My impact in the world, and not my intention, is what I am responsible for. So that ALSO MEANS I don’t have to have a whole emotional breakdown about being a scourge on humanity because I made a joke that landed a way I didn’t mean for a person I really like. I can make it about my integrity (a thing I can do something about) and not my ego (an amorphous blob of ever changing and impossible standards.)
I just want to say that over these past 2+ years I have seen an incredible transformation in so many aspects of my life. My breathing health. My mental health. My physical strength and wellbeing. My balance. My willingness to see the doctor regularly and to get blood work done.
I am clearly changing for something. Into something. And I expect it won’t be the last time either.
A few months ago I stopped eating eggs. They were expensive and I was lowkey worried about bird flu. Yes I know if you cook them through they should be fine. It’s not that I didn’t understand. I was just still bothered. Enough that the relief of quitting them outweighed missing them. I don’t miss them. Other people in my house still eat them. I have the option. I just don’t.
But now I have to consider if I want to continue to drink milk and eat yogurt since the FDA is suspending milk quality tests.

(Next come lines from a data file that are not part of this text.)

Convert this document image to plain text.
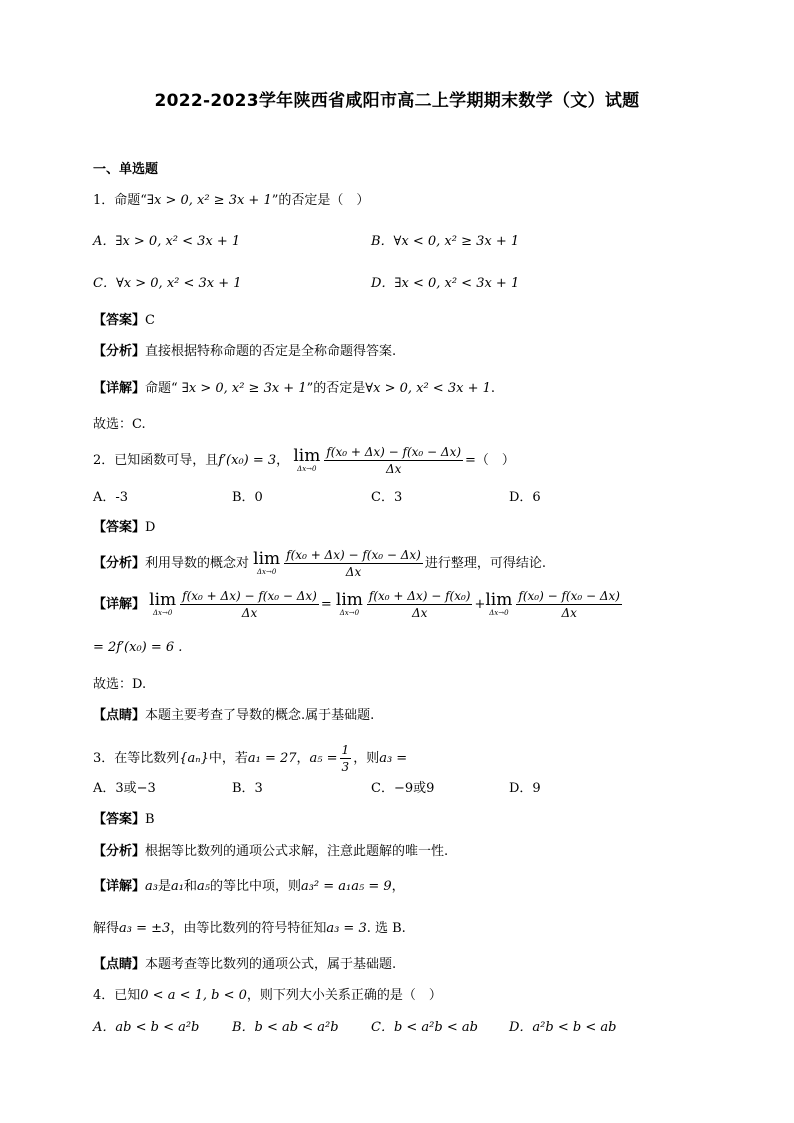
2022-2023学年陕西省咸阳市高二上学期期末数学（文）试题
一、单选题
1．命题“∃x > 0, x² ≥ 3x + 1”的否定是（　）
A．∃x > 0, x² < 3x + 1	B．∀x < 0, x² ≥ 3x + 1
C．∀x > 0, x² < 3x + 1	D．∃x < 0, x² < 3x + 1
【答案】C
【分析】直接根据特称命题的否定是全称命题得答案.
【详解】命题“ ∃x > 0, x² ≥ 3x + 1”的否定是∀x > 0, x² < 3x + 1.
故选：C.
2．已知函数可导，且f′(x₀) = 3， lim
$\Delta x\to 0 \frac{\text{f(x₀ + Δx) − f(x₀ − Δx)}}{\Delta x}$ =（　）
A．-3	B．0	C．3	D．6
【答案】D
【分析】利用导数的概念对 lim
$\Delta x\to 0 \frac{\text{f(x₀ + Δx) − f(x₀ − Δx)}}{\Delta x}$ 进行整理，可得结论.
【详解】 lim
$\Delta x\to 0 \frac{\text{f(x₀ + Δx) − f(x₀ − Δx)}}{\Delta x} = \lim$
$\Delta x\to 0 \frac{\text{f(x₀ + Δx) − f(x₀)}}{\Delta x} + \lim$
$\Delta x\to 0 \frac{\text{f(x₀) − f(x₀ − Δx)}}{\Delta x}$
= 2f′(x₀) = 6 .
故选：D.
【点睛】本题主要考查了导数的概念.属于基础题.
3．在等比数列{aₙ}中，若a₁ = 27，$a_5 = \frac{1}{3}$ ，则a₃ =
A．3或−3	B．3	C．−9或9	D．9
【答案】B
【分析】根据等比数列的通项公式求解，注意此题解的唯一性.
【详解】a₃是a₁和a₅的等比中项，则a₃² = a₁a₅ = 9，
解得a₃ = ±3，由等比数列的符号特征知a₃ = 3. 选 B.
【点睛】本题考查等比数列的通项公式，属于基础题.
4．已知0 < a < 1, b < 0，则下列大小关系正确的是（　）
A．ab < b < a²b	B．b < ab < a²b C．b < a²b < ab D．a²b < b < ab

Milk and yogurt are a huge part of my diet. Butter too. Plus meat. Another food that is important to have standards for. And let’s not forget how many foods that get contaminated and recalled are vegetables. Lettuce pretty regularly. Cucumbers pretty recently.
I eat real fresh food. Most of it was recently alive. And that is dangerous if it is not handled properly in a mass production environment.
I am worried about my food. I am worried about your food too. I am worried about food safety. I am worried about food transparency.
Am I just going to have to be sick occasionally? Do I just have to accept that?
Or am I supposed to trust that Kroger and Albertsons would never do anything sneaky or inappropriate to sell me their product? Am I supposed to trust in the free market?